The public cloud services market is forecast to grow 18.5pc in 2013 to reach US$131bn worldwide, up from US$111bn in 2012, according to Gartner.
Infrastructure as a service (IaaS), including cloud compute, storage and print services, continued as the fastest-growing segment of the market, growing 42.4pc in 2012 to US$6.1bn and expected to grow 47.3pc in 2013 to US$9bn.
Cloud advertising continues to be the largest segment of the cloud services market, comprising 48pc of the total market in 2012. Gartner predicts that from 2013 through 2016, US$677bn will be spent on cloud services worldwide, US$310bn of which will be spent on cloud advertising.
“The continued growth of the cloud services market will result from the adoption of cloud services for production systems and workloads, in addition to the development and testing scenarios that have led as the most prominent use case for public cloud services to date,” said Ed Anderson, research director at Gartner.
“Evidence of this growth is found in the increasing demand for cloud services from end-user organisations, met by an increased supply of cloud services from suppliers.”
Strong demand
Although there is wide variation between cloud services market subsegments, strong demand is anticipated for all types of cloud services offerings.
The cloud business process services segment (BPaaS) is the second-largest market segment after cloud advertising, comprising 28pc of the total market in 2012, followed by cloud application services (software as a service [SaaS]) at 14.7pc, cloud system infrastructure services (IaaS) at 5.5pc, cloud management and security services at 2.8pc, and cloud application infrastructure services (platform as a service [PaaS]) at 1pc.
North America is the largest region in the cloud services market, accounting for 59pc of all new spending on cloud services from 2013 through 2016.
Western Europe, despite the growth challenges in the region, remains the second-largest region and will account for 24pc of all new spending during the same time period.

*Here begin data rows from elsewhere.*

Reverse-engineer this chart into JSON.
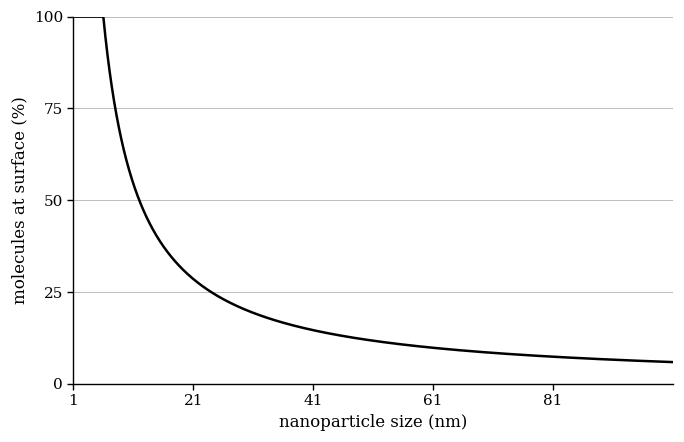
{
  "title": "",
  "xlabel": "nanoparticle size (nm)",
  "ylabel": "molecules at surface (%)",
  "x_start": 1,
  "x_end": 101,
  "yticks": [
    0,
    25,
    50,
    75,
    100
  ],
  "xticks": [
    1,
    21,
    41,
    61,
    81
  ],
  "xlim": [
    1,
    101
  ],
  "ylim": [
    0,
    100
  ],
  "line_color": "#000000",
  "line_width": 1.8,
  "background_color": "#ffffff",
  "grid_color": "#bbbbbb",
  "grid_linewidth": 0.7,
  "formula_numerator": 6.0,
  "formula_power": 1.0,
  "xlabel_fontsize": 12,
  "ylabel_fontsize": 12,
  "tick_fontsize": 11
}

“Although forecast growth is generally high across all regions, the adoption of cloud services varies significantly by country. Providers should not assume that a generic strategy applied to specific countries or regions of the world will produce the same outcome when applied to other countries, even countries with similar market characteristics.
“Local economic factors, regulatory issues, the local political climate, the diverse landscape of global and local providers, including non-cloud providers, and other country-specific factors ensure a unique marketplace in each country and region,” Anderson said.